It looks like, aside from "one," "first," and "morning," the ten most common entity spans generally have average sentiment scores around 0.5 or slightly below it! It seems that an entity being more common or popular doesn't make it related to more positive or negative discussions. Another note is that the average sentiments generated from the sentiment predictions from the logistic regression model tend to be a bit higher than the averages generated from ground truth sentiment labels for the top 10 most common entities (ex: "morning" has an average sentiment of 0.78 according to the logistic regression labels, but a 0.72 based on ground truth sentiment labels).


## BERT

In [9]:
from datasets import Dataset

In [10]:
train_dataset = Dataset.from_pandas(temp_train_df)

In [11]:
test_dataset = Dataset.from_pandas(temp_test_df)

In [12]:
from transformers import AutoTokenizer

tokenizer = AutoTokenizer.from_pretrained('bert-base-uncased')

def preprocess(data):
    return tokenizer(data['text'], padding='max_length', truncation=True)

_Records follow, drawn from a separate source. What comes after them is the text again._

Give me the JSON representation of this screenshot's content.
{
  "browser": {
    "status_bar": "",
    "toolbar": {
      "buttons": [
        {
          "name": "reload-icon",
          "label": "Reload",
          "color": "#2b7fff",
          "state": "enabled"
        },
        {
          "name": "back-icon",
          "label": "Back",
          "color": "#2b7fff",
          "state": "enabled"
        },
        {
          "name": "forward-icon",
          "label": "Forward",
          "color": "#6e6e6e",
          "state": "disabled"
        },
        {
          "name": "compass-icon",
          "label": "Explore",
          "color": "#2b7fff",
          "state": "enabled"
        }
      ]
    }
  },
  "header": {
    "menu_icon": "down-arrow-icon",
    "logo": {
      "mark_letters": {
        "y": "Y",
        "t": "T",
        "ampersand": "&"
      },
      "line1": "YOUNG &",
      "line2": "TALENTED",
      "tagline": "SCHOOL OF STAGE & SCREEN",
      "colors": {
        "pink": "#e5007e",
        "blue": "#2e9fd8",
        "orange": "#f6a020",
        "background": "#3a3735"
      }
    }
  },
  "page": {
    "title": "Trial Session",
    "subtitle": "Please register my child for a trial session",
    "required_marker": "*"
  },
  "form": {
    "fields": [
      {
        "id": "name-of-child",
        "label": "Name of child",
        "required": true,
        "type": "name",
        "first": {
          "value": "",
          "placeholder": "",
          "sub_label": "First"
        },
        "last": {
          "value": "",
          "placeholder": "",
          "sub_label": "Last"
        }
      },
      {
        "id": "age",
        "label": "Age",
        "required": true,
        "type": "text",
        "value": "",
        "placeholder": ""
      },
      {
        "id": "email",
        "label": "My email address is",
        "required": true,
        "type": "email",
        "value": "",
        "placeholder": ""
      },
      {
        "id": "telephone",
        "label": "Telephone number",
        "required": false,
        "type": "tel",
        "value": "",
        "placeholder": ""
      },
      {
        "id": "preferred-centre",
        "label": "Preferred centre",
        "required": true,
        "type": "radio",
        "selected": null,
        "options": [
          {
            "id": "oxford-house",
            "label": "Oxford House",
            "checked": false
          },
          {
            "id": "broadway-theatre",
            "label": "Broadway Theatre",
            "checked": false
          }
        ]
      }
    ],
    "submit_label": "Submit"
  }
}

train_dataset = train_dataset.map(preprocess, batched=True)
test_dataset = test_dataset.map(preprocess, batched=True)

# Set the format for PyTorch tensors
train_dataset.set_format(type='torch', columns=['input_ids', 'attention_mask', 'label'])
test_dataset.set_format(type='torch', columns=['input_ids', 'attention_mask', 'label'])

Map:   0%|          | 0/179995 [00:00<?, ? examples/s]

Map:   0%|          | 0/44999 [00:00<?, ? examples/s]

ValueError: Columns ['label'] not in the dataset. Current columns in the dataset: ['sentiment', 'text', 'input_ids', 'token_type_ids', 'attention_mask']

In [53]:
print(train_dataset[1])

KeyError: 1